Il dirigente statunitense ha sottolineato che "non ci sarà alcuna installazione come questa in tutto il mondo" e ha insistito sul fatto che, delle 59 maggiori città e capitali del pianeta, Washington "è l'unica che non ha un arco di trionfo". "Ora lo avrà e sarà di gran lunga il più grandioso di tutti!", ha ribadito.
Trump ha indicato che l'adattamento del design per incorporare un'installazione militare risponde a una richiesta diretta delle Forze Armate, che avrebbero invocato motivi di sicurezza nazionale per giustificare il cambiamento.
Secondo lo stesso Trump, l'idea di erigere questo arco di trionfo risale all'epoca della Guerra Civile americana e la costruzione sarà situata accanto al Ponte Memoriale di Arlington, in un luogo di alto simbolismo storico.
Il piano prevede un arco di 76 metri di altezza coronato da grandi statue dorate di un angelo e diverse aquile, concepito per commemorare il 250° anniversario dell'indipendenza degli Stati Uniti.

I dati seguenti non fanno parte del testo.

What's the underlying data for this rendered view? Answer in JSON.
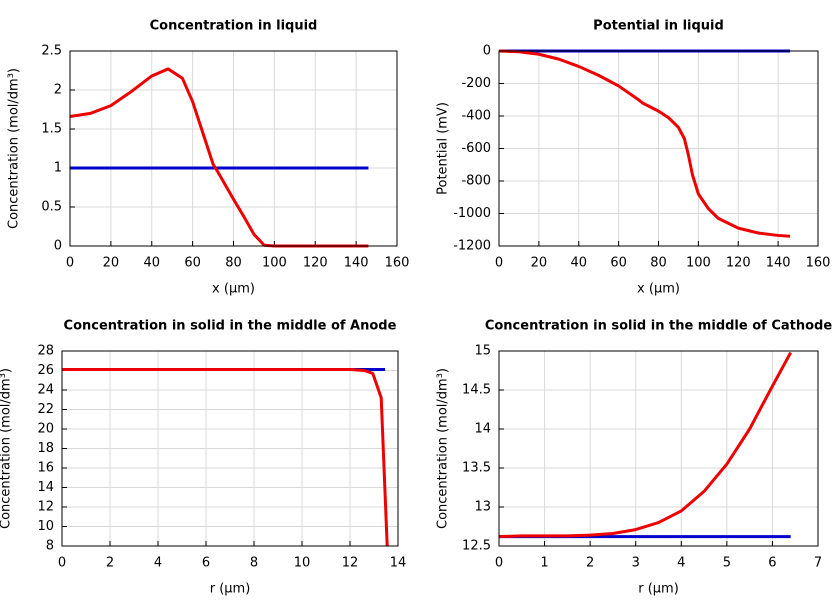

Specialisti in aviazione hanno manifestato la loro preoccupazione per i possibili rischi per la sicurezza aerea, a causa della vicinanza del futuro monumento all'Aeroporto Nazionale Reagan di Washington. Avvertono anche che la struttura potrebbe ostacolare la visibilità tra il Monumento a Lincoln, uno degli icone della capitale, e il Cimitero Nazionale di Arlington, il principale cimitero militare del paese.